Elvanthyell caressa doucement les épaules d’Aashti’kalkarn, le meneur des loups de Streywen. Allongé nonchalamment à quelques pas d’un charnier composé du régiment des Mantes, le guerrier lupin arborait un pelage au noir presque opaque. L’éclat rouge de son regard dégageait une surprenante aura de douceur tandis que la main de l’Archimage passait et repassait dans sa fourrure.
— Bien joué, Estrée, murmura le duc. Tu as fait exactement ce que j’attendais de toi. Grâce à toi, le Chaos a contré les Ténèbres.
Aashti’kalkarn lâcha un grognement approbateur.
— Allons, Ash’, mon vieux compagnon, sourit Elvanthyell, il nous reste quelques Sanghs à retrouver, m’accorderas-tu ton soutien, cette fois encore ?

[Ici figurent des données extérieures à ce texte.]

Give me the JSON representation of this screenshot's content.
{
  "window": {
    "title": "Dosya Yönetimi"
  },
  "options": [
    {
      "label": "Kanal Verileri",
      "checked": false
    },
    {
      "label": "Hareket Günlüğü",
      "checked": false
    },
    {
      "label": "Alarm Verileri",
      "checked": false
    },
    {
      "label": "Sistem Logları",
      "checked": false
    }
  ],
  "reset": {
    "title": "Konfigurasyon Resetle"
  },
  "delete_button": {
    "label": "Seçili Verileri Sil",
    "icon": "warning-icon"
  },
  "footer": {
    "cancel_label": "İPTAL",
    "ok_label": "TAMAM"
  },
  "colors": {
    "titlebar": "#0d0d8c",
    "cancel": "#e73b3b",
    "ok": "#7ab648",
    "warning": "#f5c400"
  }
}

Le loup se remit sur pattes. D’un signe de sa mâchoire épaisse, il intima au Seigneur du Chaos de monter sur son dos. Le duc ne se fit pas prier, il savait qu’Aashti pourrait supporter son poids sans effort.
Le guerrier-loup, monarque d’un jour, leva la tête au ciel et hurla son cri de ralliement. Les siens réapparurent silencieusement du couvert environnant, prêts à répondre à sa volonté. En ce jour particulier, les loups de Streywen suivaient tous la même voie.
Aashti’kalkarn grogna ses ordres, invoquant une nouvelle chasse à mener. S’élançant sur un bout de piste, il n’attendit aucune réponse de ses congénères. Il savait bien qu’ils allaient suivre. Un loup de Streywen était incapable de refuser ce genre de combat.
Aashti courut à travers les bois tel le vent, précédant ses guerriers. Emporté dans une grisante galopade, Elvanthyell se mit à rire aux éclats.